En el recinto, el incesante «flasheo» de las luces ilumina y opaca rostros a intervalos, mientras la mayoría de los asistentes prueba soltura al compás de la música. Con algún que otro trago los amantes del sabor etílico se estimulan desde temprano. Hasta los que no acostumbran a degustar bebida aprovechan la ocasión para romper la abstinencia frente al ardiente brebaje ambarino. ¡Venga fiesta grande! ¡Aquí sí hay grata diversión!
Entretanto, una voz medio ronca y con donaires de carisma irrumpe «a todo micrófono»:
Vamos caballero, cómo suenan esas palmas: Ppa, ppa, ppa, ppa... Más fuerte, más fuerte que no se oye. Ahí, ahí. Eso. ¡Qué bien! Vamos, un gritico por aquííí, una bullita por allááá, otro gritico por acááá... Essso, eso es. Hoy si la voy a poner buena, como te gusta a ti, mi chiquitica, mi bombón, mi «cosa rica».
Los bailadores corean y aplauden en pleno entretenimiento, intentando olvidar ansiedades y bostezos. Cada vez son más los que vociferan, los que aumentan las contorsiones de su cuerpo sin exaltarse por un pisotón, un codazo o el roce abrupto de un desconocido. Todos están en lo suyo, o mejor dicho, con los suyos, a la suerte de los antojos verbales de un «simpático animador»:
Vamos, canten conmigo, cómo dice ese coro... Vamos, repitan ahora: ... Cuando te coja yo te voy a dar... Tú sabes lo que yo te voy a dar, cosita linda. A ver, a ver, hace calor, ¿eh? A ver, quién es la primera que se va a quedar en ropa interior. No te rías. A ver, cuál es... Y seguimos, mi gente. Esto no para hasta mañana...
Por unos minutos el escenario queda a media luz. El ritmo de una balada «medio dulzona» sugiere pausa ante el probado desenfreno. De nuevo la pista se calienta. Se escucha reguetón, casino, discoteca. Reguetón, reguetón, discoteca, reguetón, reguetón y... ¡reguetón!
Si bien el desbalance en la selección musical evidencia el desaliño propio de algunos que operan equipos de audio y platican por el micrófono, la falta de una concepción y/o dirección artística, encargada de convertir los diversos elementos de un espectáculo —dígase luces, escenografía, vestuario, música, y muchos más— en un todo armónico, es muchas veces la causa de excesos e insultantes discursos en sitios como este, donde vulgaridad e impertinencia pueden andar impunes.

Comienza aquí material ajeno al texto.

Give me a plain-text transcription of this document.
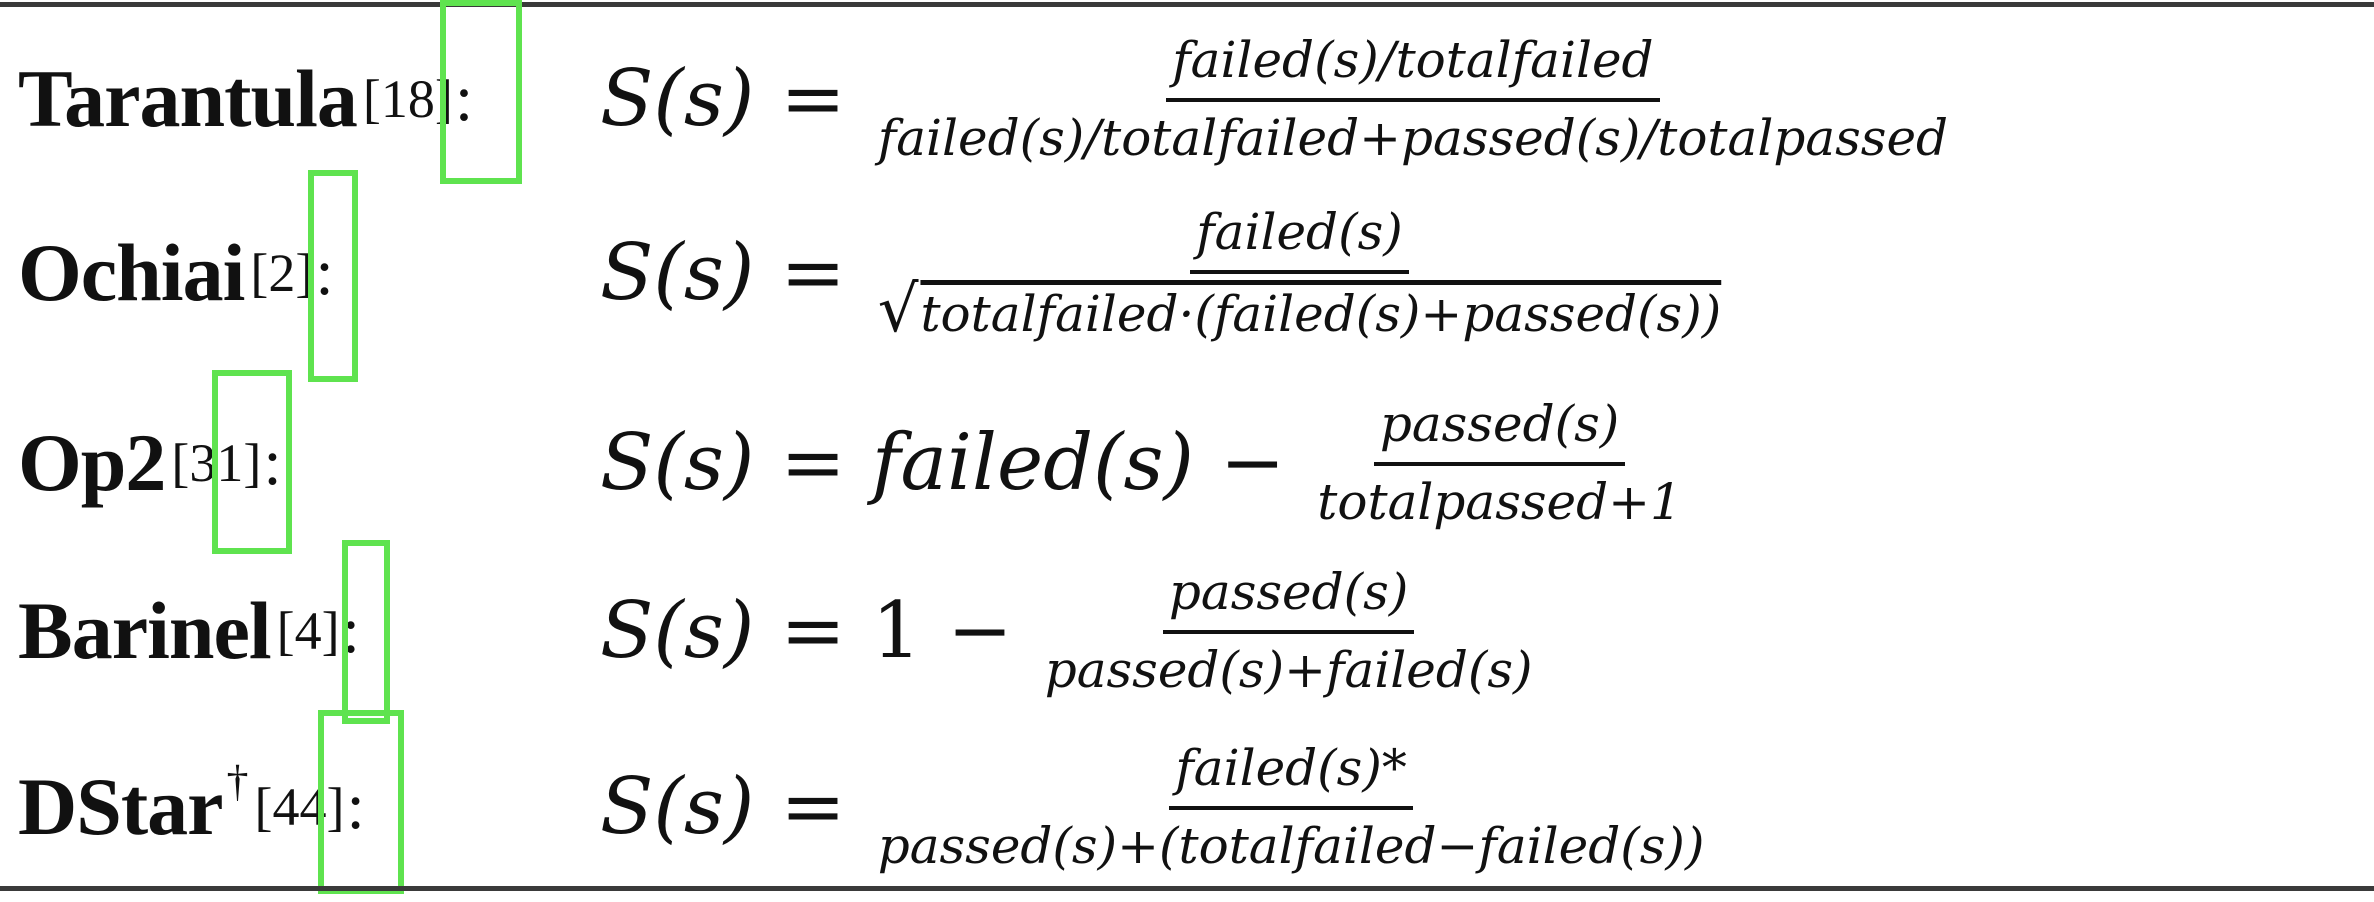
Tarantula [18] : $S(s) = \frac{\text{failed(s)/totalfailed}}{\text{failed(s)/totalfailed+passed(s)/totalpassed}}$
Ochiai [2] :	$S(s) = \frac{\text{failed(s)}}{\text{√totalfailed·(failed(s)+passed(s))}}$
Op2 [31] :	S(s) = failed(s) − $\frac{\text{passed(s)}}{\text{totalpassed+1}}$
Barinel [4] :	$S(s) = 1 - \frac{\text{passed(s)}}{\text{passed(s)+failed(s)}}$
DStar † [44] :	$S(s) = \frac{\text{failed(s)*}}{\text{passed(s)+(totalfailed−failed(s))}}$
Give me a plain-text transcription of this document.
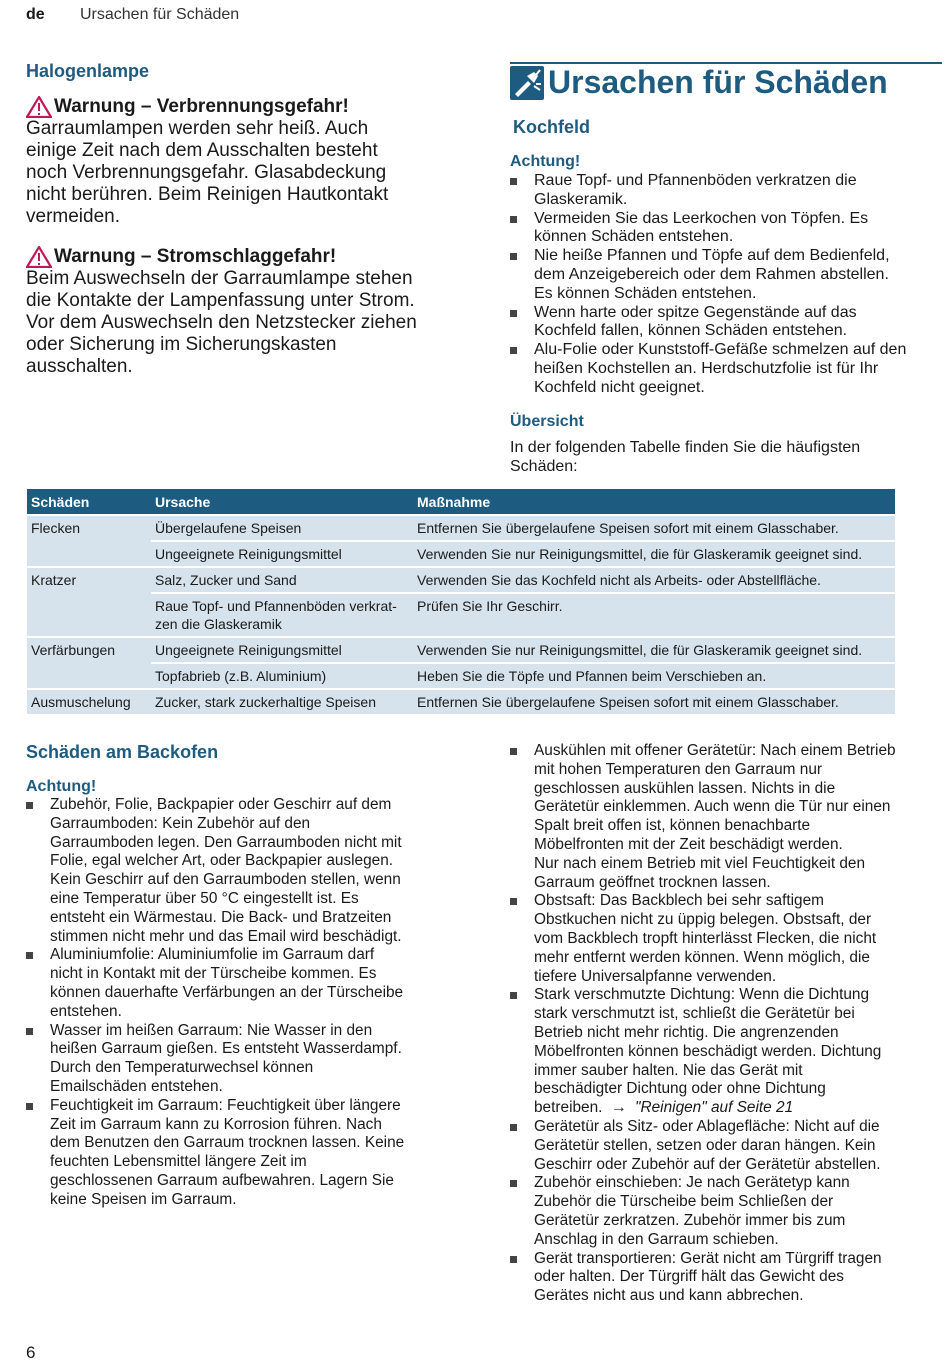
de Ursachen für Schäden
Halogenlampe
Warnung – Verbrennungsgefahr!
Garraumlampen werden sehr heiß. Auch
einige Zeit nach dem Ausschalten besteht
noch Verbrennungsgefahr. Glasabdeckung
nicht berühren. Beim Reinigen Hautkontakt
vermeiden.
Warnung – Stromschlaggefahr!
Beim Auswechseln der Garraumlampe stehen
die Kontakte der Lampenfassung unter Strom.
Vor dem Auswechseln den Netzstecker ziehen
oder Sicherung im Sicherungskasten
ausschalten.
Ursachen für Schäden
Kochfeld
Achtung!
Raue Topf- und Pfannenböden verkratzen die
Glaskeramik.
Vermeiden Sie das Leerkochen von Töpfen. Es
können Schäden entstehen.
Nie heiße Pfannen und Töpfe auf dem Bedienfeld,
dem Anzeigebereich oder dem Rahmen abstellen.
Es können Schäden entstehen.
Wenn harte oder spitze Gegenstände auf das
Kochfeld fallen, können Schäden entstehen.
Alu-Folie oder Kunststoff-Gefäße schmelzen auf den
heißen Kochstellen an. Herdschutzfolie ist für Ihr
Kochfeld nicht geeignet.
Übersicht
In der folgenden Tabelle finden Sie die häufigsten
Schäden:
Schäden	Ursache	Maßnahme
Flecken	Übergelaufene Speisen	Entfernen Sie übergelaufene Speisen sofort mit einem Glasschaber.
	Ungeeignete Reinigungsmittel	Verwenden Sie nur Reinigungsmittel, die für Glaskeramik geeignet sind.
Kratzer	Salz, Zucker und Sand	Verwenden Sie das Kochfeld nicht als Arbeits- oder Abstellfläche.
	Raue Topf- und Pfannenböden verkrat-
zen die Glaskeramik	Prüfen Sie Ihr Geschirr.
Verfärbungen	Ungeeignete Reinigungsmittel	Verwenden Sie nur Reinigungsmittel, die für Glaskeramik geeignet sind.
	Topfabrieb (z.B. Aluminium)	Heben Sie die Töpfe und Pfannen beim Verschieben an.
Ausmuschelung	Zucker, stark zuckerhaltige Speisen	Entfernen Sie übergelaufene Speisen sofort mit einem Glasschaber.
Schäden am Backofen
Achtung!
Zubehör, Folie, Backpapier oder Geschirr auf dem
Garraumboden: Kein Zubehör auf den
Garraumboden legen. Den Garraumboden nicht mit
Folie, egal welcher Art, oder Backpapier auslegen.
Kein Geschirr auf den Garraumboden stellen, wenn
eine Temperatur über 50 °C eingestellt ist. Es
entsteht ein Wärmestau. Die Back- und Bratzeiten
stimmen nicht mehr und das Email wird beschädigt.
Aluminiumfolie: Aluminiumfolie im Garraum darf
nicht in Kontakt mit der Türscheibe kommen. Es
können dauerhafte Verfärbungen an der Türscheibe
entstehen.
Wasser im heißen Garraum: Nie Wasser in den
heißen Garraum gießen. Es entsteht Wasserdampf.
Durch den Temperaturwechsel können
Emailschäden entstehen.
Feuchtigkeit im Garraum: Feuchtigkeit über längere
Zeit im Garraum kann zu Korrosion führen. Nach
dem Benutzen den Garraum trocknen lassen. Keine
feuchten Lebensmittel längere Zeit im
geschlossenen Garraum aufbewahren. Lagern Sie
keine Speisen im Garraum.
Auskühlen mit offener Gerätetür: Nach einem Betrieb
mit hohen Temperaturen den Garraum nur
geschlossen auskühlen lassen. Nichts in die
Gerätetür einklemmen. Auch wenn die Tür nur einen
Spalt breit offen ist, können benachbarte
Möbelfronten mit der Zeit beschädigt werden.
Nur nach einem Betrieb mit viel Feuchtigkeit den
Garraum geöffnet trocknen lassen.
Obstsaft: Das Backblech bei sehr saftigem
Obstkuchen nicht zu üppig belegen. Obstsaft, der
vom Backblech tropft hinterlässt Flecken, die nicht
mehr entfernt werden können. Wenn möglich, die
tiefere Universalpfanne verwenden.
Stark verschmutzte Dichtung: Wenn die Dichtung
stark verschmutzt ist, schließt die Gerätetür bei
Betrieb nicht mehr richtig. Die angrenzenden
Möbelfronten können beschädigt werden. Dichtung
immer sauber halten. Nie das Gerät mit
beschädigter Dichtung oder ohne Dichtung
betreiben. → "Reinigen" auf Seite 21
Gerätetür als Sitz- oder Ablagefläche: Nicht auf die
Gerätetür stellen, setzen oder daran hängen. Kein
Geschirr oder Zubehör auf der Gerätetür abstellen.
Zubehör einschieben: Je nach Gerätetyp kann
Zubehör die Türscheibe beim Schließen der
Gerätetür zerkratzen. Zubehör immer bis zum
Anschlag in den Garraum schieben.
Gerät transportieren: Gerät nicht am Türgriff tragen
oder halten. Der Türgriff hält das Gewicht des
Gerätes nicht aus und kann abbrechen.
6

Si para distraernos y compartir entre amigos hemos de corear frases soeces y repetir igual que papagayos las vergonzantes exhortaciones de un animador poco comedido y descortés, es casi preferible vivir del tedio y hasta limitarnos al escoger dónde tirar un pasillo.
¿Acaso alguien —díganme quién— está obligado a soportar la inescrupulosa sugerencia de quitarse la ropa públicamente, así los calores rompan termómetros?
¿Qué código exige tolerar en un sitio abierto al acceso de multitudes el dudoso denominativo de «cosa rica», y de tener que vocear canciones, por ejemplo, donde un instrumento musical se presta a una analogía de mal gusto, tan solo con el doble sentido de la indecencia y la desfachatez?
Preocupa cómo el vicio de aguzar el oído ante tamañas locuciones deviene preferencia de algunos, quienes suman tales fraseologías a su discurso como si fuesen sanas revelaciones de nuestra lengua materna.
Bien conoce el cubano —espontáneo, bullicioso y perspicaz— la holgada diferencia entre lo culto y lo popular, lo elegante y lo prosaico, lo chistoso y lo «pujón». Bastante dista un piropo sutilmente construido de la palabrería hueca y sin repello, ramplona y trivial, como la que pronuncian «sociables voces de aglomeraciones», que en ocasiones nos llaman «su gente» y casi nos fuerzan a levantar las manos. ¡Quién sabe si para rendirnos!